Discussing the analyses performed here are out of the scope of this
vignette. Briefly, the function doMetacomEntropart
uses the
entropart
package and the functions DivEst
,
DivPart
, DivProfile
, and
MetaCommunity
. Results are provided as plots or TXT files
in the “RESULTS” folder. Words are considered as species, word
occurrences as abundances, and documents as communities.
doMetacomEntropart(wordF = mergedD)
#> Meta-community (class 'MetaCommunity') made of 25170 individuals in 10
#> communities and 3595 species.
#>
#> Its sample coverage is 0.973223513822329
#>
#> Community weights are:
#> v68i01 v68i02 v68i03 v68i04 v68i05 v68i06 v68i07 v68i08 v68i09 v68i10
#> 0.1 0.1 0.1 0.1 0.1 0.1 0.1 0.1 0.1 0.1
#> Community sample numbers of individuals are:
#> v68i01 v68i02 v68i03 v68i04 v68i05 v68i06 v68i07 v68i08 v68i09 v68i10
#> 2517 3855 5106 6682 4248 3947 3723 4334 3439 2631
#> Community sample coverages are:
#> v68i01 v68i02 v68i03 v68i04 v68i05 v68i06 v68i07 ...
#> 0.9070729 0.9250581 0.9265726 0.9440365 0.9268099 0.9176794 0.9444160 ...
#>
#> ...
Discussing the analyses performed here are out of the scope of this
vignette. Briefly, the function doMetacomMetacom
uses the
metacom
package and the metacom
function. Just
like before, words are considered as species, word occurrences as
abundances, and documents as communities (allowing the metacommunity
analysis).
doMetacomMetacom(wordF = mergedD, numSim = 10, limit = "Inf")
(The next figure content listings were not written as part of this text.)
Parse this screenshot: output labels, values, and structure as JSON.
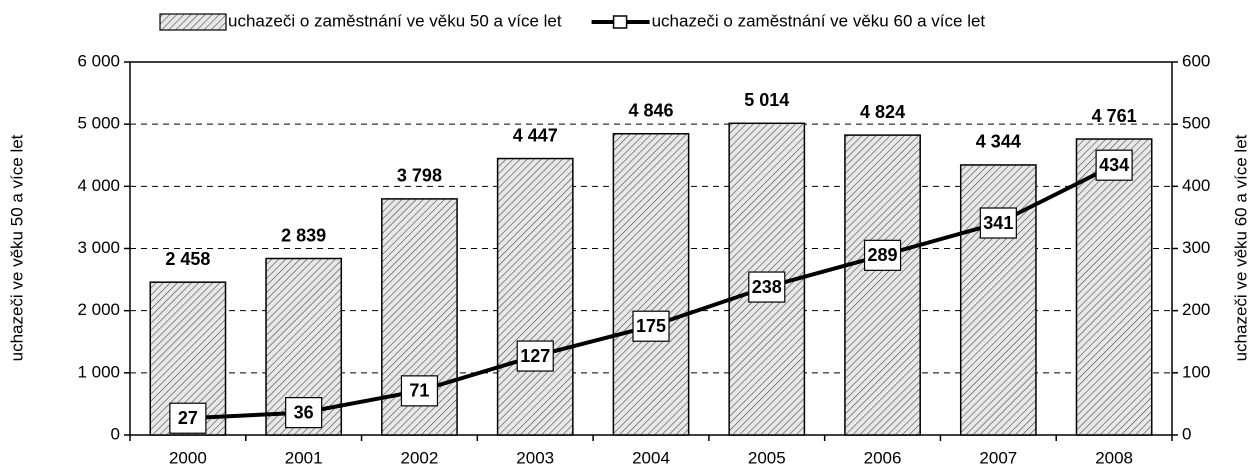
{
  "chart_data": {
    "type": "bar",
    "categories": [
      "2000",
      "2001",
      "2002",
      "2003",
      "2004",
      "2005",
      "2006",
      "2007",
      "2008"
    ],
    "series": [
      {
        "name": "uchazeči o zaměstnání ve věku 50 a více let",
        "type": "bar",
        "color": "#000000",
        "axis": "y",
        "values": [
          2458,
          2839,
          3798,
          4447,
          4846,
          5014,
          4824,
          4344,
          4761
        ],
        "value_labels": [
          "2 458",
          "2 839",
          "3 798",
          "4 447",
          "4 846",
          "5 014",
          "4 824",
          "4 344",
          "4 761"
        ]
      },
      {
        "name": "uchazeči o zaměstnání ve věku 60 a více let",
        "type": "line",
        "color": "#000000",
        "axis": "y2",
        "values": [
          27,
          36,
          71,
          127,
          175,
          238,
          289,
          341,
          434
        ]
      }
    ],
    "ylabel": "uchazeči ve věku 50 a více let",
    "y2label": "uchazeči ve věku 60 a více let",
    "ylim": [
      0,
      6000
    ],
    "yticks": [
      0,
      {
        "value": 1000,
        "label": "1 000"
      },
      {
        "value": 2000,
        "label": "2 000"
      },
      {
        "value": 3000,
        "label": "3 000"
      },
      {
        "value": 4000,
        "label": "4 000"
      },
      {
        "value": 5000,
        "label": "5 000"
      },
      {
        "value": 6000,
        "label": "6 000"
      }
    ],
    "y2lim": [
      0,
      600
    ],
    "y2ticks": [
      0,
      100,
      200,
      300,
      400,
      500,
      600
    ],
    "grid": true,
    "legend": "top"
  }
}
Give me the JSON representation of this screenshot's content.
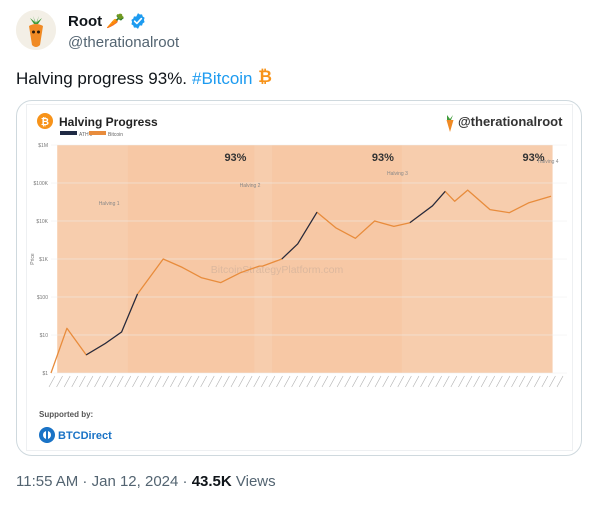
{
  "author": {
    "name": "Root",
    "name_emoji": "🥕",
    "handle": "@therationalroot",
    "verified": true
  },
  "tweet": {
    "text": "Halving progress 93%.",
    "hashtag": "#Bitcoin",
    "hashtag_emoji": "₿"
  },
  "media": {
    "header_title": "Halving Progress",
    "watermark_handle": "@therationalroot",
    "legend": [
      "ATH's",
      "Bitcoin"
    ],
    "halving_progress_labels": [
      "93%",
      "93%",
      "93%"
    ],
    "halving_labels": [
      "Halving 1",
      "Halving 2",
      "Halving 3",
      "Halving 4"
    ],
    "watermark_text": "BitcoinStrategyPlatform.com",
    "y_axis_label": "Price",
    "supported_by": "Supported by:",
    "sponsor_name": "BTCDirect",
    "colors": {
      "orange": "#e88c3c",
      "band": "#f6c8a4",
      "ath": "#1f2a44",
      "bitcoin_orange": "#f7931a"
    }
  },
  "chart_data": {
    "type": "line",
    "ylabel": "Price",
    "yscale": "log",
    "ylim": [
      1,
      1000000
    ],
    "y_ticks": [
      "$1",
      "$10",
      "$100",
      "$1K",
      "$10K",
      "$100K",
      "$1M"
    ],
    "series": [
      {
        "name": "Bitcoin",
        "x": [
          "2011-01",
          "2011-06",
          "2011-12",
          "2012-06",
          "2012-11",
          "2013-04",
          "2013-12",
          "2014-06",
          "2014-12",
          "2015-06",
          "2015-12",
          "2016-06",
          "2016-07",
          "2017-01",
          "2017-06",
          "2017-12",
          "2018-06",
          "2018-12",
          "2019-06",
          "2019-12",
          "2020-05",
          "2020-12",
          "2021-04",
          "2021-07",
          "2021-11",
          "2022-06",
          "2022-12",
          "2023-06",
          "2024-01"
        ],
        "values": [
          1,
          15,
          3,
          6,
          12,
          120,
          1000,
          600,
          320,
          240,
          430,
          650,
          650,
          1000,
          2500,
          17000,
          6500,
          3500,
          10000,
          7200,
          9000,
          25000,
          60000,
          33000,
          65000,
          20000,
          16500,
          30000,
          45000
        ]
      }
    ],
    "halvings": [
      "2012-11",
      "2016-07",
      "2020-05",
      "2024-04"
    ]
  },
  "footer": {
    "time": "11:55 AM",
    "separator": " · ",
    "date": "Jan 12, 2024",
    "views_count": "43.5K",
    "views_label": " Views"
  }
}
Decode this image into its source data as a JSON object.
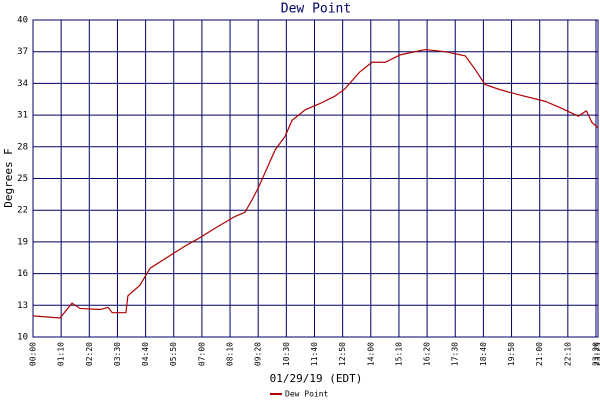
{
  "chart_data": {
    "type": "line",
    "title": "Dew Point",
    "x_label": "01/29/19 (EDT)",
    "y_label": "Degrees F",
    "x": [
      0,
      67,
      97,
      117,
      167,
      187,
      197,
      231,
      236,
      266,
      291,
      336,
      378,
      415,
      453,
      502,
      527,
      545,
      560,
      580,
      602,
      627,
      644,
      677,
      714,
      751,
      776,
      813,
      843,
      876,
      913,
      975,
      1025,
      1075,
      1100,
      1124,
      1162,
      1211,
      1274,
      1311,
      1356,
      1376,
      1390,
      1405
    ],
    "series": [
      {
        "name": "Dew Point",
        "color": "#b00000",
        "values": [
          12.0,
          11.8,
          13.2,
          12.7,
          12.6,
          12.8,
          12.3,
          12.3,
          13.9,
          14.9,
          16.5,
          17.6,
          18.6,
          19.4,
          20.3,
          21.4,
          21.8,
          23.0,
          24.1,
          25.8,
          27.7,
          29.0,
          30.5,
          31.5,
          32.1,
          32.8,
          33.5,
          35.1,
          36.0,
          36.0,
          36.7,
          37.2,
          37.0,
          36.6,
          35.3,
          33.9,
          33.4,
          32.9,
          32.3,
          31.7,
          30.9,
          31.4,
          30.3,
          29.8
        ]
      }
    ],
    "xlim": [
      0,
      1405
    ],
    "xticks": [
      {
        "value": 0,
        "label": "00:00"
      },
      {
        "value": 70,
        "label": "01:10"
      },
      {
        "value": 140,
        "label": "02:20"
      },
      {
        "value": 210,
        "label": "03:30"
      },
      {
        "value": 280,
        "label": "04:40"
      },
      {
        "value": 350,
        "label": "05:50"
      },
      {
        "value": 420,
        "label": "07:00"
      },
      {
        "value": 490,
        "label": "08:10"
      },
      {
        "value": 560,
        "label": "09:20"
      },
      {
        "value": 630,
        "label": "10:30"
      },
      {
        "value": 700,
        "label": "11:40"
      },
      {
        "value": 770,
        "label": "12:50"
      },
      {
        "value": 840,
        "label": "14:00"
      },
      {
        "value": 910,
        "label": "15:10"
      },
      {
        "value": 980,
        "label": "16:20"
      },
      {
        "value": 1050,
        "label": "17:30"
      },
      {
        "value": 1120,
        "label": "18:40"
      },
      {
        "value": 1190,
        "label": "19:50"
      },
      {
        "value": 1260,
        "label": "21:00"
      },
      {
        "value": 1330,
        "label": "22:10"
      },
      {
        "value": 1400,
        "label": "23:20"
      },
      {
        "value": 1405,
        "label": "23:25"
      }
    ],
    "ylim": [
      10,
      40
    ],
    "yticks": [
      10,
      13,
      16,
      19,
      22,
      25,
      28,
      31,
      34,
      37,
      40
    ],
    "grid": true,
    "grid_color": "#000066"
  }
}
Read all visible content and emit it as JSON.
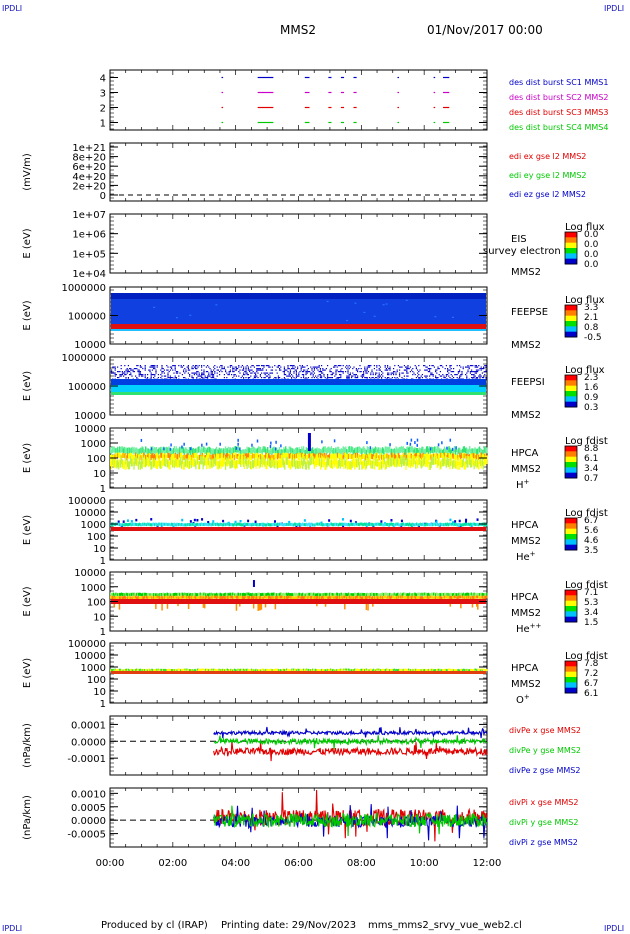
{
  "corner_labels": {
    "top_left": "IPDLI",
    "top_right": "IPDLI",
    "bottom_left": "IPDLI",
    "bottom_right": "IPDLI"
  },
  "header": {
    "spacecraft": "MMS2",
    "datetime": "01/Nov/2017 00:00"
  },
  "footer": {
    "produced_by": "Produced by cl (IRAP)",
    "printing_date": "Printing date: 29/Nov/2023",
    "script": "mms_mms2_srvy_vue_web2.cl"
  },
  "colors": {
    "blue": "#0000c8",
    "magenta": "#c800c8",
    "red": "#e00000",
    "green": "#00c800",
    "axis": "#000000"
  },
  "chart_data": [
    {
      "type": "scatter",
      "id": "burst",
      "ylabel": "",
      "ylim": [
        0.5,
        4.5
      ],
      "yticks": [
        "1",
        "2",
        "3",
        "4"
      ],
      "series": [
        {
          "name": "des dist burst SC1 MMS1",
          "color": "#0000c8",
          "y": 4
        },
        {
          "name": "des dist burst SC2 MMS2",
          "color": "#c800c8",
          "y": 3
        },
        {
          "name": "des dist burst SC3 MMS3",
          "color": "#e00000",
          "y": 2
        },
        {
          "name": "des dist burst SC4 MMS4",
          "color": "#00c800",
          "y": 1
        }
      ],
      "intervals_hours": [
        [
          3.55,
          3.6
        ],
        [
          4.7,
          5.2
        ],
        [
          6.2,
          6.35
        ],
        [
          6.95,
          7.05
        ],
        [
          7.35,
          7.45
        ],
        [
          7.75,
          7.85
        ],
        [
          9.15,
          9.2
        ],
        [
          10.3,
          10.35
        ],
        [
          10.6,
          10.8
        ]
      ]
    },
    {
      "type": "line",
      "id": "edi",
      "ylabel": "(mV/m)",
      "yticks": [
        "1e+21",
        "8e+20",
        "6e+20",
        "4e+20",
        "2e+20",
        "0"
      ],
      "series": [
        {
          "name": "edi ex gse l2 MMS2",
          "color": "#e00000"
        },
        {
          "name": "edi ey gse l2 MMS2",
          "color": "#00c800"
        },
        {
          "name": "edi ez gse l2 MMS2",
          "color": "#0000c8"
        }
      ]
    },
    {
      "type": "heatmap",
      "id": "eis",
      "ylabel": "E (eV)",
      "yticks": [
        "1e+07",
        "1e+06",
        "1e+05",
        "1e+04"
      ],
      "instrument": "EIS",
      "overlay_text": "survey electron to",
      "spacecraft": "MMS2",
      "colorbar": {
        "title": "Log flux",
        "ticks": [
          "0.0",
          "0.0",
          "0.0",
          "0.0"
        ]
      }
    },
    {
      "type": "heatmap",
      "id": "feepse",
      "ylabel": "E (eV)",
      "yticks": [
        "1000000",
        "100000",
        "10000"
      ],
      "instrument": "FEEPSE",
      "spacecraft": "MMS2",
      "colorbar": {
        "title": "Log flux",
        "ticks": [
          "3.3",
          "2.1",
          "0.8",
          "-0.5"
        ]
      }
    },
    {
      "type": "heatmap",
      "id": "feepsi",
      "ylabel": "E (eV)",
      "yticks": [
        "1000000",
        "100000",
        "10000"
      ],
      "instrument": "FEEPSI",
      "spacecraft": "MMS2",
      "colorbar": {
        "title": "Log flux",
        "ticks": [
          "2.3",
          "1.6",
          "0.9",
          "0.3"
        ]
      }
    },
    {
      "type": "heatmap",
      "id": "hpca_h",
      "ylabel": "E (eV)",
      "yticks": [
        "10000",
        "1000",
        "100",
        "10",
        "1"
      ],
      "instrument": "HPCA",
      "spacecraft": "MMS2",
      "species": "H+",
      "colorbar": {
        "title": "Log fdist",
        "ticks": [
          "8.8",
          "6.1",
          "3.4",
          "0.7"
        ]
      }
    },
    {
      "type": "heatmap",
      "id": "hpca_he",
      "ylabel": "E (eV)",
      "yticks": [
        "100000",
        "10000",
        "1000",
        "100",
        "10",
        "1"
      ],
      "instrument": "HPCA",
      "spacecraft": "MMS2",
      "species": "He+",
      "colorbar": {
        "title": "Log fdist",
        "ticks": [
          "6.7",
          "5.6",
          "4.6",
          "3.5"
        ]
      }
    },
    {
      "type": "heatmap",
      "id": "hpca_hepp",
      "ylabel": "E (eV)",
      "yticks": [
        "10000",
        "1000",
        "100",
        "10",
        "1"
      ],
      "instrument": "HPCA",
      "spacecraft": "MMS2",
      "species": "He++",
      "colorbar": {
        "title": "Log fdist",
        "ticks": [
          "7.1",
          "5.3",
          "3.4",
          "1.5"
        ]
      }
    },
    {
      "type": "heatmap",
      "id": "hpca_o",
      "ylabel": "E (eV)",
      "yticks": [
        "100000",
        "10000",
        "1000",
        "100",
        "10",
        "1"
      ],
      "instrument": "HPCA",
      "spacecraft": "MMS2",
      "species": "O+",
      "colorbar": {
        "title": "Log fdist",
        "ticks": [
          "7.8",
          "7.2",
          "6.7",
          "6.1"
        ]
      }
    },
    {
      "type": "line",
      "id": "divpe",
      "ylabel": "(nPa/km)",
      "yticks": [
        "0.0001",
        "0.0000",
        "-0.0001"
      ],
      "ylim": [
        -0.0002,
        0.00015
      ],
      "data_start_hour": 3.3,
      "series": [
        {
          "name": "divPe x gse MMS2",
          "color": "#e00000",
          "level": -6e-05,
          "noise": 2e-05
        },
        {
          "name": "divPe y gse MMS2",
          "color": "#00c800",
          "level": 0.0,
          "noise": 1.5e-05
        },
        {
          "name": "divPe z gse MMS2",
          "color": "#0000c8",
          "level": 5e-05,
          "noise": 1e-05
        }
      ]
    },
    {
      "type": "line",
      "id": "divpi",
      "ylabel": "(nPa/km)",
      "yticks": [
        "0.0010",
        "0.0005",
        "0.0000",
        "-0.0005"
      ],
      "ylim": [
        -0.001,
        0.0012
      ],
      "data_start_hour": 3.3,
      "series": [
        {
          "name": "divPi x gse MMS2",
          "color": "#e00000",
          "level": 0.0001,
          "noise": 0.0003
        },
        {
          "name": "divPi y gse MMS2",
          "color": "#00c800",
          "level": 0.0,
          "noise": 0.00025
        },
        {
          "name": "divPi z gse MMS2",
          "color": "#0000c8",
          "level": -5e-05,
          "noise": 0.0002
        }
      ]
    }
  ],
  "x_axis": {
    "ticks": [
      "00:00",
      "02:00",
      "04:00",
      "06:00",
      "08:00",
      "10:00",
      "12:00"
    ],
    "range_hours": [
      0,
      12
    ]
  }
}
#> [1] "Identified community structure: Random"
#> $Comm
#> ...
#>
#> $Coherence
#> output
#> embedded absences 20251
#> z 1.91875604260688
#> pval 0.0550152153018832
#> sim.mean 22109.1
#> sim.sd 968.387829791809
#> method r1
#>
#> $Turnover
#> output
#> replacements 5961653
#> z -2.67166401618644
#> pval 0.00754761772110864
#> sim.mean 3470121.1
#> sim.sd 932576.80790133
#> method r1
#>
#> $Boundary
#> index P df
#> 1 0 0.4234722 3592
All theses tasks can be performed with the
getAllAnalysis
function which takes the word-occurrence
data.frame as argument:
getAllAnalysis(dataset = mergedD)
To load the RGtk2 GUI, use the function loadGUI
available only in the gitHub webpage (https://github.com/frareb/inpdfr):
loadGUI()
All function used to build the GUI were made available so that any developer can easily access its content. They are not intended to be used by end users, but given the scarcity of RGtk2 resources in the web, I thought they should be available in this package in the hope they could be usefull for other projects. Please feel free to use them under the terms of the package licence, but do not expect backward compatibility in future versions of this package. These functions are listed below:
From this point, considering words as species, word occurrences as abundances, and documents as communities, an incredible amount of analyses from theoretical ecology are available in R. Some examples are Rank-abundance curve, Species-Area Relationships, or Single large or Several small analyses. All of them provide interesting points to compare and analyse sets of documents.